I principi logici che io
intendo riproporre per evitare oggi lo scientismo, il fanatismo ideologico, il
fondamentalismo religioso si riconducono tutti a un principio fondamentale: il
rispetto di quello che i filosofi analitici americani hanno chiamato la
“giustificazione epistemica” (epistemic
justification). Ciò significa, in pratica, che ogni discorso che pretenda
di essere recepito in pubblico come verità deve esibire le proprie credenziali
logiche e non affidarsi soltanto agli strumenti della persuasione retorica o
allo sbandieramento della propria o altrui autorità in materia. Per parlare onestamente di qualsiasi argomento, sia
scientifico che politico o religioso, si deve fornire una adeguata di ogni
singola affermazione che si fa, riportandole a ciò che tutti necessariamente
ammettono come vero. Se chi parla o scrive non è in grado di fornire tale
giustificazione (perché nemmeno lui è assolutamente certo di quello che vuole far
credere agli altri), è meglio che stia zitto, o almeno confessi che ancora non
ha le idee chiare e ci sta pensando. Purtroppo, vediamo nei libri che più si
vendono e nei talk show che quasi tutti assumono, per convincere della
giustezza delle proprie tesi, un atteggiamento arrogante, fingendo di essere
arrivati a certe conclusioni dopo un lungo itinerario razionale, quando invece
sono tesi infondate, indimostrabili, che servono solo a consolidare la propria
posizione di potere all’interno di quella “dittatura del relativismo” che il
cardinale Ratzinger (poi papa Benedetto XVI) denunciava alla vigilia della sua
elezione al soglio pontificio.
Per restare ai problemi
dottrinali della Chiesa, io ho documentato criticamente come i principali
esponenti della teologia contemporanea siano affetti da relativismo dogmatico
ed etico e da un pericoloso antropocentrismo. Io sostengo questa mia tesi, non
per partito preso o per invidia del successo di altri, ma proprio perché questi
“altri” hanno costruito e imposto nella Chiesa un’ideologia fondata su un
intrico di sofismi e sulla pretesa autorità teologica di pensatori luterani
dell’Ottocento (Hegel, Schelling) o del Novecento (Tillich, Bultmann, Barth). I
miei studi di storia della filosofia e della teologia mi hanno consentito di
vedere (e poi anche dimostrare) che “il re è nudo”. In questo caso il “re” è il
teologo gesuita Karl Rahner, il cui antropocentrismo è non solo “pericoloso”

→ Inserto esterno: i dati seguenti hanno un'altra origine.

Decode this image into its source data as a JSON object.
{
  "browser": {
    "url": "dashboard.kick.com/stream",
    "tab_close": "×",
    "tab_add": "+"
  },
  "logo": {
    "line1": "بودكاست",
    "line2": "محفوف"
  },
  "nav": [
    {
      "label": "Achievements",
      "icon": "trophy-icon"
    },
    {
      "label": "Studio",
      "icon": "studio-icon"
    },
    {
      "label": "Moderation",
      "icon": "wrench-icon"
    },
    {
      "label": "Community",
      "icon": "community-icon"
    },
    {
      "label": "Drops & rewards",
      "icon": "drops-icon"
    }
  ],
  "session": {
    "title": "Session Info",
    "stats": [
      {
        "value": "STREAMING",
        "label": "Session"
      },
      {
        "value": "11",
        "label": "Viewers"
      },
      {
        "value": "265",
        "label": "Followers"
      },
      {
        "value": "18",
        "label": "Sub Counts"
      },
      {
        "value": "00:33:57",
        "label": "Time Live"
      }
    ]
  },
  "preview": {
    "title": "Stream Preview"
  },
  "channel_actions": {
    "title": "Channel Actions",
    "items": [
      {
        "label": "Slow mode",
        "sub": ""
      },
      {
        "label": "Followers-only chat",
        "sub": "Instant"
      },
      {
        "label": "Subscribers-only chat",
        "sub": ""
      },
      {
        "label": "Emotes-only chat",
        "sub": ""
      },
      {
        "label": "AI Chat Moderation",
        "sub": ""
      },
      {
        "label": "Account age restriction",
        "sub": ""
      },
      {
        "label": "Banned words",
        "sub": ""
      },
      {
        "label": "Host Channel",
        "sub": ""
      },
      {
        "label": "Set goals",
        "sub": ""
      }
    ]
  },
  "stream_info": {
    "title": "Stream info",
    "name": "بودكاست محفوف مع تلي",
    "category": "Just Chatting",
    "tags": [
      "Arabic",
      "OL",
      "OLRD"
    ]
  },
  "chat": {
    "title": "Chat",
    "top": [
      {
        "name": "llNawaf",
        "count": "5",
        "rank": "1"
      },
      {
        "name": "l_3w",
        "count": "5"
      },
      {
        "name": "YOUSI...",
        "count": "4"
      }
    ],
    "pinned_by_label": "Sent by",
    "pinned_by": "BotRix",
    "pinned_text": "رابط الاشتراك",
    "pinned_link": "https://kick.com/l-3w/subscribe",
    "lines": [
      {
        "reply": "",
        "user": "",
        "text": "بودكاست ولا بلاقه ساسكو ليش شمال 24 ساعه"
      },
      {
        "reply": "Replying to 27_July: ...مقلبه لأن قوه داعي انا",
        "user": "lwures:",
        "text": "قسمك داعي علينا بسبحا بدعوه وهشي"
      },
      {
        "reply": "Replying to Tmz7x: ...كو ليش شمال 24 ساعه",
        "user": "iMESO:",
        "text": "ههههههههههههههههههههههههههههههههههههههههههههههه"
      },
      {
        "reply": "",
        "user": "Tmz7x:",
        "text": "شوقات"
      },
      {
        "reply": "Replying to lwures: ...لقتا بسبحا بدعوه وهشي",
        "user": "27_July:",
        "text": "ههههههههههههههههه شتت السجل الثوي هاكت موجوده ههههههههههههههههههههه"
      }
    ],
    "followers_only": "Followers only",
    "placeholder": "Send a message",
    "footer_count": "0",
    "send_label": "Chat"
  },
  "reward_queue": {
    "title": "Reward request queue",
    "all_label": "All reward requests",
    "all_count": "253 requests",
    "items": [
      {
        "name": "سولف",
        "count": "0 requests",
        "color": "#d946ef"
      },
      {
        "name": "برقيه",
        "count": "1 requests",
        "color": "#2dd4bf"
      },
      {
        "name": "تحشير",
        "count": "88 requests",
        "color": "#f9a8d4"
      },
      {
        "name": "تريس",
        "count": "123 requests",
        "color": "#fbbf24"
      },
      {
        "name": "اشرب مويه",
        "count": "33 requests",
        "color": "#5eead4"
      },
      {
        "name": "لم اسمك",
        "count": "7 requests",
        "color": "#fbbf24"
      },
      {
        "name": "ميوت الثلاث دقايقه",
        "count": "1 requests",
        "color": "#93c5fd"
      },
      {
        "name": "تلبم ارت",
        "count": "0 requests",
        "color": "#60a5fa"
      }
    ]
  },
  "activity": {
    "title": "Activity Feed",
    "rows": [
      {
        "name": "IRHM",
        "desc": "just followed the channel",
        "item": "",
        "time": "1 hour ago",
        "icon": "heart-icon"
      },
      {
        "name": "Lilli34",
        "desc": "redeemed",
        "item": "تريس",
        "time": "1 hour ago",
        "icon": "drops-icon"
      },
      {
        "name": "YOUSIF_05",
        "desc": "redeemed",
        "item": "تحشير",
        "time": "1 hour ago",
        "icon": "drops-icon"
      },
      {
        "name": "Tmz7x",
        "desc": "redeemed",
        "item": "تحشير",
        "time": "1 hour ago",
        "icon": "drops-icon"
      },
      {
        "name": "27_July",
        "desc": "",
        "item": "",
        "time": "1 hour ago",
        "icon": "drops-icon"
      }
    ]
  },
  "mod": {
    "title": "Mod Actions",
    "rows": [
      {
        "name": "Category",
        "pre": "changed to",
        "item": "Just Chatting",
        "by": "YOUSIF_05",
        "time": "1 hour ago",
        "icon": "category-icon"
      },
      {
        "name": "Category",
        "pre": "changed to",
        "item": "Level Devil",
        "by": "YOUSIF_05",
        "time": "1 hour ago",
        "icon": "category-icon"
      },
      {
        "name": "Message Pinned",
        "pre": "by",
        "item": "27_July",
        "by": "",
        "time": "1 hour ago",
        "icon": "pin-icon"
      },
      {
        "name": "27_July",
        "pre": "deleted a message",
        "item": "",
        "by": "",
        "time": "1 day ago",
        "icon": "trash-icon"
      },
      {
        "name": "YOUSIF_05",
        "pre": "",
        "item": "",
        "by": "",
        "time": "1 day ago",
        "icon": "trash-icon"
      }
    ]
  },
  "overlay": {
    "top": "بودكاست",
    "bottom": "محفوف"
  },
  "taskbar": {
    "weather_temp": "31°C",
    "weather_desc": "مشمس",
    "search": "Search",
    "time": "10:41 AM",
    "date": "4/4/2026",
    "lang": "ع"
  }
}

come ha detto lei ma è deleterio per la fede cattolica. Rahner tenta di giustificare
(retoricamente, sofisticamente) la “svolta antropologica della teologia”
fingendo prima di rifarsi a san Tommaso d’Aquino (interpretato però con gli
schemi del trascendentalismo di Kant) e poi rifacendosi pedissequamente a Hegel
e a Heidegger. Questa inadeguata giustificazione della sua nuova teologia,
basata solo sull’autorità di pensatori che nella Chiesa cattolica non
dovrebbero avere autorità dogmatica, si riflette poi sull’ingiustificata
autorità dottrinale che Rahner ha esercitato e continua a esercitare sui
teologi cattolici (a cominciare da Hans Küng) e anche sui vescovi di tutto il mondo.